No time for great prose, witty observations of everyday life or lofty ponderings.
But stuff has happened and I need to make the updates.
We’re having our house painted. We’re pretty sure it’s been the same color for the last fifteen years, but we can only confirm seven of them, the ones we’ve actually spent living in it.
It’s pretty bad off; the south side of the house has been shedding paint flakes for quite a while. It hardly took the contractors any time at all to scrape it off: the peeling paint was surely happy to be put out of its misery. They’re priming it right now and will start taping off and spraying tomorrow. It’s going from a drab, confused blue-grey to a much richer, solid deep blue. One that commands attention and respect. Given the non-committal olive-golden-grey-green sorts of house colors in the neighborhood, ours will most definitely stand out.

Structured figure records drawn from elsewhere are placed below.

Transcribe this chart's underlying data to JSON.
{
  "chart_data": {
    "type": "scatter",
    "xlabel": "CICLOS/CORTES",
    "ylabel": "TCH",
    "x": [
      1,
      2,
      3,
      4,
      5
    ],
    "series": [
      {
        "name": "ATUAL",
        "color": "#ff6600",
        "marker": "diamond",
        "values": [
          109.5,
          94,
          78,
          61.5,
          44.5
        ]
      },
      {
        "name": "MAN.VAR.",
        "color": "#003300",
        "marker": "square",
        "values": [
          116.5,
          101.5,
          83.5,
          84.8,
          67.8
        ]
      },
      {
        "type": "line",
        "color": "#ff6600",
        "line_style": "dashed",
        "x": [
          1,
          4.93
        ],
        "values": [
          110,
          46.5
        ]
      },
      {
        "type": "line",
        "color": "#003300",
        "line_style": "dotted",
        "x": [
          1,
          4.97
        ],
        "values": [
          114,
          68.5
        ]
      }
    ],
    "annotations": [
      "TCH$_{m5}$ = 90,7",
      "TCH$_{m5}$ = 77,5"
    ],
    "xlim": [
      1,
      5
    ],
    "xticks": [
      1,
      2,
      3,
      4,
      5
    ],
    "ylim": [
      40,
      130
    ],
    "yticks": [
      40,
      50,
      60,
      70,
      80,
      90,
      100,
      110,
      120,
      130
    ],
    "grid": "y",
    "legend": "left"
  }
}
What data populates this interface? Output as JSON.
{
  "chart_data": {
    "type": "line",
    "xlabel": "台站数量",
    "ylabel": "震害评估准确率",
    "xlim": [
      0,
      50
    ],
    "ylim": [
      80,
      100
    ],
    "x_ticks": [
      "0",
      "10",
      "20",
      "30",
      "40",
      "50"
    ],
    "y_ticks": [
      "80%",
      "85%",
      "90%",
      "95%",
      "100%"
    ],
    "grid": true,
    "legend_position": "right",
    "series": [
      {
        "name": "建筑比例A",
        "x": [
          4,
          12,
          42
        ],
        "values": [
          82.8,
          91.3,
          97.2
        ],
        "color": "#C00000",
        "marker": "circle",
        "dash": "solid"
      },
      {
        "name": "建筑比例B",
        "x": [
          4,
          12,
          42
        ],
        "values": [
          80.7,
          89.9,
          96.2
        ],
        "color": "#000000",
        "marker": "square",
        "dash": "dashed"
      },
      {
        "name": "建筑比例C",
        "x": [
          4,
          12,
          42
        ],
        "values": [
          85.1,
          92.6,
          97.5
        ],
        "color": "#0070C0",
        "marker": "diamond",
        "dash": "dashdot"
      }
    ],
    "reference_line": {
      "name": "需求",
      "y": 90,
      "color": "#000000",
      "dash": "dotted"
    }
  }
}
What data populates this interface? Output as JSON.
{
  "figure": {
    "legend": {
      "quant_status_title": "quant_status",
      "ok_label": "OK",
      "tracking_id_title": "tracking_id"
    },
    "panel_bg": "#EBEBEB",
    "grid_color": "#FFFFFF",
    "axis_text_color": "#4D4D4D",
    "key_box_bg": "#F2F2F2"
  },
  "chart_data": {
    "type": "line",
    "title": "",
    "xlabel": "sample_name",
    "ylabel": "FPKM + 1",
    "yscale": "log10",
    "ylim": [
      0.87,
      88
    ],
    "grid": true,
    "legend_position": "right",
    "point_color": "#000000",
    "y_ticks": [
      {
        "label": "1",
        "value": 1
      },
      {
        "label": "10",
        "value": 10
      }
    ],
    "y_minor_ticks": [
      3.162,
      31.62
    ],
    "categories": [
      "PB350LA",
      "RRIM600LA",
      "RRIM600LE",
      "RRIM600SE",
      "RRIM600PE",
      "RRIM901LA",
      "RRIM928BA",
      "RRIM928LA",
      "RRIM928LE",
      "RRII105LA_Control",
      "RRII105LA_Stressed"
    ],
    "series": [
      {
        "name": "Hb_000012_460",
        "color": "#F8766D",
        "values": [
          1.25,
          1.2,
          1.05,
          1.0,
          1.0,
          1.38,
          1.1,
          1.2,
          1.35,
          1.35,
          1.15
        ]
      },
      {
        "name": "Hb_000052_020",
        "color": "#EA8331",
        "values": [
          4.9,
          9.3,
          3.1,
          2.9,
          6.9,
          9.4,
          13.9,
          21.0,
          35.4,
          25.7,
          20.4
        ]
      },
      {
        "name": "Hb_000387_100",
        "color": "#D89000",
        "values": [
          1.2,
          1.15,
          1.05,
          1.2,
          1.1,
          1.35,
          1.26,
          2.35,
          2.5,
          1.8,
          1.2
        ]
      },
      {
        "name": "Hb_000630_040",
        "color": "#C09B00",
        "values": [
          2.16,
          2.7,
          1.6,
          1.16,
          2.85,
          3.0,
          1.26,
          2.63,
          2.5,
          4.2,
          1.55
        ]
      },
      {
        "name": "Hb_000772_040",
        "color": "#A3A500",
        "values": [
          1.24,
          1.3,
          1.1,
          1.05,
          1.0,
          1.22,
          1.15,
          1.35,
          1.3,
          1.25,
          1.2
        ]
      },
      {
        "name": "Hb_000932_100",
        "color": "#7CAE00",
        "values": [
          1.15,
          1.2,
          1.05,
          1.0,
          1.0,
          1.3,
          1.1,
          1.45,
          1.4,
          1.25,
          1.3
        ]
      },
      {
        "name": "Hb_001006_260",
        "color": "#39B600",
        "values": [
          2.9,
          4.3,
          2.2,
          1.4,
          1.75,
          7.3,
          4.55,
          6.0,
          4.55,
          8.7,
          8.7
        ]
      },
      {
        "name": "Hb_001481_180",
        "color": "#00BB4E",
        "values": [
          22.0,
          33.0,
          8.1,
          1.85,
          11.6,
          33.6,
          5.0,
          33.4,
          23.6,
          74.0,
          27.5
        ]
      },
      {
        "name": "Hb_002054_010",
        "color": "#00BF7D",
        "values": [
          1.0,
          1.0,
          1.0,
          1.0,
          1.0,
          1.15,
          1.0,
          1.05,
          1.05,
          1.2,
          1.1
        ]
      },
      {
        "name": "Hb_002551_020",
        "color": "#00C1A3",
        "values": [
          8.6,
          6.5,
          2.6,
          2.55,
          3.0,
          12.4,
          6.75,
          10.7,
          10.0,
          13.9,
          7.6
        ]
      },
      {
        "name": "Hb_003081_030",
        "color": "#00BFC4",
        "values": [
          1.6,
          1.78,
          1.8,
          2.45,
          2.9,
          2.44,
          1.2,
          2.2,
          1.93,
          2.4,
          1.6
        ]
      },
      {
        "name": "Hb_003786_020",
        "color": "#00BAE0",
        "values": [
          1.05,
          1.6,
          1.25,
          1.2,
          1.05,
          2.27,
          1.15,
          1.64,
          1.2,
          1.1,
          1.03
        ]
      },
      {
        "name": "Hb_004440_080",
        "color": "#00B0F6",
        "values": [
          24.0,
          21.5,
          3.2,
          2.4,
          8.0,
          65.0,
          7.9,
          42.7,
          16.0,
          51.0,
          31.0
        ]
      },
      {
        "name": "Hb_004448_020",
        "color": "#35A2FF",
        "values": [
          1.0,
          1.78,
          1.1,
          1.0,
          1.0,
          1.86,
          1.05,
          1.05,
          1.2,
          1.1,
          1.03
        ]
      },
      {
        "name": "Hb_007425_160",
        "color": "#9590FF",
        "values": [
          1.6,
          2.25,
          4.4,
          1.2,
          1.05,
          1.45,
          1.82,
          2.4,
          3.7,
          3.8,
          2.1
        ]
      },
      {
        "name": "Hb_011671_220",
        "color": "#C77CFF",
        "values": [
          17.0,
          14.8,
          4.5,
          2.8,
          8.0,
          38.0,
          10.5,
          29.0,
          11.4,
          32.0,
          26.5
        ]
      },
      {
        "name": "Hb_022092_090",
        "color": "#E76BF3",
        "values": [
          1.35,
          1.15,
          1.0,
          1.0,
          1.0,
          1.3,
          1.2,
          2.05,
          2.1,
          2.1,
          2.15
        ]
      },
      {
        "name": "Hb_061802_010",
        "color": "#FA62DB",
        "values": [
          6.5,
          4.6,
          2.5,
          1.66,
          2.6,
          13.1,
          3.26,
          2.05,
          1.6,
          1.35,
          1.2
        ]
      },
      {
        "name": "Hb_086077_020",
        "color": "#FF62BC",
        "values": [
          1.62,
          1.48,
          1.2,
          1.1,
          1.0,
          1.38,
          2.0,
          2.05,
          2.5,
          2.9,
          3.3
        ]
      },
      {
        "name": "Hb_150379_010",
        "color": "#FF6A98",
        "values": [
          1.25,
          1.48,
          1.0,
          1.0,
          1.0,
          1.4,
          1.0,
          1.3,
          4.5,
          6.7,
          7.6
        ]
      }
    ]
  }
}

Michael’s pretty excited about the whole process. I’ve only had to rescue the contractors from his shrill interrogations twenty or thirty times. They’re good natured about it, though, answering his questions as best they can. And considering the standard obliqueness of his sentence structure, they did really well. I informed him, though, that they need to concentrate on their work and that he needed to stay inside.
I tried to work from home yesterday, hoping somehow he had advanced enough in maturity to keep himself occupied for long stretches of time while I pounded on my laptop keyboard in the other room.
Not so much. I don’t think I’d heard the phrase “Mommy… I mean, Daddy…” so many times in my entire career as a parent as I did yesterday.
Partly I stayed home in order to provide a proper send-off for my mom, who packed up and drove back down the road to Sacramento. And I didn’t want to put poor Mikey in the day care that he doesn’t like (“The School With The Little Door”).
While I did get some critical and important items completed, I could have been a whole lot more productive if I wasn’t fetching fish sticks, orange juice, letter fries and ketchup, and if I wasn’t getting up every twenty minutes to help free him from some virtual internet tidepool he’d become trapped in while playing his computer games. I tried to explain that if he’d make an effort to LEARN TO READ, he probably could avoid a lot of headaches.
The real clincher came just before I called it a day. At loose ends, for the seven hundredth time that day, he decided to surprise his daddy with a “gift”. He placed a soda can, from which he’d taken maybe three sips, into a medium-sized cardboard box and closed the flaps. “Daddy! I have a surprise for you!” he called as he picked up the box and began jogging toward me. He checked his motion in mid-stride and looked down. From his sudden change in stride I could tell something wasn’t right. “Oh, great…” he says, as brown liquid seeped from the corners of the box.
It was here that I finally noticed what he was doing, and the reality of the bits of imagery that had snuck into my vision’s periphery finally connected with my parental sensibilities.
Needless to say, when I saw just how much of a mess 12 ounces of caramel-colored carbonated soda can make when they’re distributed from within the confines of a cardboard box, I was not pleased.
I informed him that he was done, and needed to consider his behavior from the sanctum of his own bedroom. In not so many words.
Swimming lessons were not much better. He did well in his practice, showing great progress in his ability to do various strokes and to push off from the wall. But despite my admonishments he repeatedly splashed his classmates when the teacher wasn’t looking.
Bedtime came early yesterday.
School will be starting soon. He can’t wait, and I can’t say I’m not just a little bit excited for it myself.
I have been getting the “Daddy… I mean, Mommy” all day. Then he gets mad when I lower my voice and say, “Yes Michael”. He has been pretty good today. I have done a lot of running around with him and as long as I get him a “treat” he is totally cool with all the store hopping.
Tom, I read your words and can see Michael doing whatever. Michaelsownmom, the “treat” works with my dogs, too!
Oh boy.
That about covers it. Just “Oh boy.”
(MD) Found out just this morning that he cracked open another can and tried to get his mom to drink it. Fortunately they’re all gone now, so I don’t have to worry about this again. Now I can worry about things he hasn’t tried before.
The gift story is hilarious. At least to me it is but for you not so much I’m sure. I hope school gets here before your sanity departs.
(MD) Are his teachers in for a treat.